Ostia ReLOADed
Reconstructing Life in Ostia along the Decumanus

Ostia ReLOADed is the archaeological excavation of the OsTIUM project.

Since 2019, the Université catholique de Louvain (Prof. Marco Cavalieri, Dr. Martina Marano, Dr. Paolo Tomassini) and the Université de Namur (Prof. Julian Richard) have been carrying out documentation, survey and archaeological excavation activities at the site of Ostia antica, aiming to study and uncover the remains of one of the largest houses in the city, the Domus del Portico di Tufo.

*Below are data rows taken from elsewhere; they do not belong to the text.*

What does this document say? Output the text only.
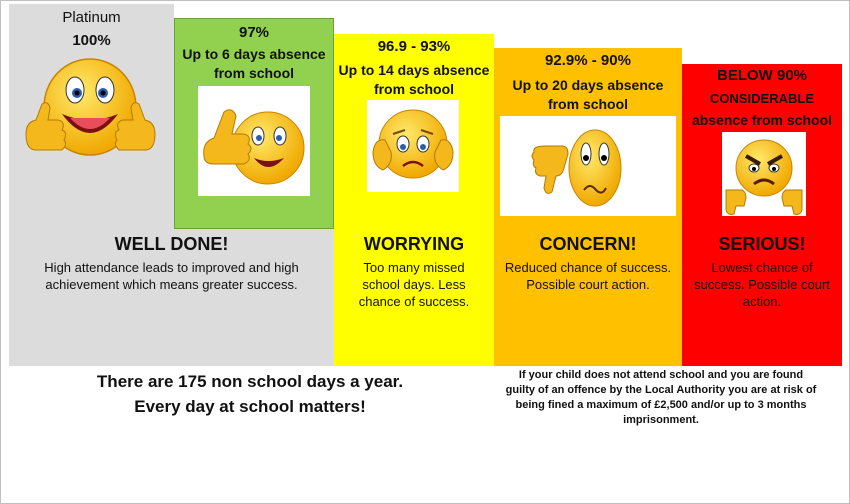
Platinum
100%	97%
Up to 6 days absence from school
96.9 - 93%
Up to 14 days absence from school
92.9% - 90%
Up to 20 days absence from school
BELOW 90%
CONSIDERABLE
absence from school
WELL DONE!
High attendance leads to improved and high achievement which means greater success.
WORRYING
Too many missed school days. Less chance of success.
CONCERN!
Reduced chance of success. Possible court action.
SERIOUS!
Lowest chance of success. Possible court action.
There are 175 non school days a year.
Every day at school matters!
If your child does not attend school and you are found guilty of an offence by the Local Authority you are at risk of being fined a maximum of £2,500 and/or up to 3 months imprisonment.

Located along Ostia's main shopping street, the decumanus maximus, the house was built between the late 1st century BC and the early 1st century AD. Its remains are now completely buried, the house having been replaced in the early 2nd century AD by a multi-storey commercial complex. The modern name of the house derives from the portico with tuff columns that adorns its façade and is located along the decumanus maximus. The excavations revealed, among other things, the fauces of the house, i.e. the narrow access corridor, covered by a white mortar floor decorated with black tesserae, as well as the atrium with a white marble basin (impluvium) in the centre where rainwater was collected. The water entered the room through an opening in the roof (compluvium) which was supported by four large columns of which only the bases remain today. Part of the tablinum has also been brought to light. This passageway between the atrium and the peristyle, which was a sort of "office" for the master of the house, was decorated with a precious marble paving (opus sectile). Behind this room is a part of the peristyle structure, which has not yet been excavated, but which seems to have had monumental dimensions. The UCLouvain-UNamur excavation project in Ostia is based on interdisciplinary archaeology, taking advantage of the most recent technological advances and integrating several methods and skills. We use photogrammetry, 3D modelling, laser scanning and drone surveys to study and understand the ancient architecture, but also physical and chemical analyses to identify the raw materials used for the construction of the walls (mortars, cement, bricks) and for the decorative elements.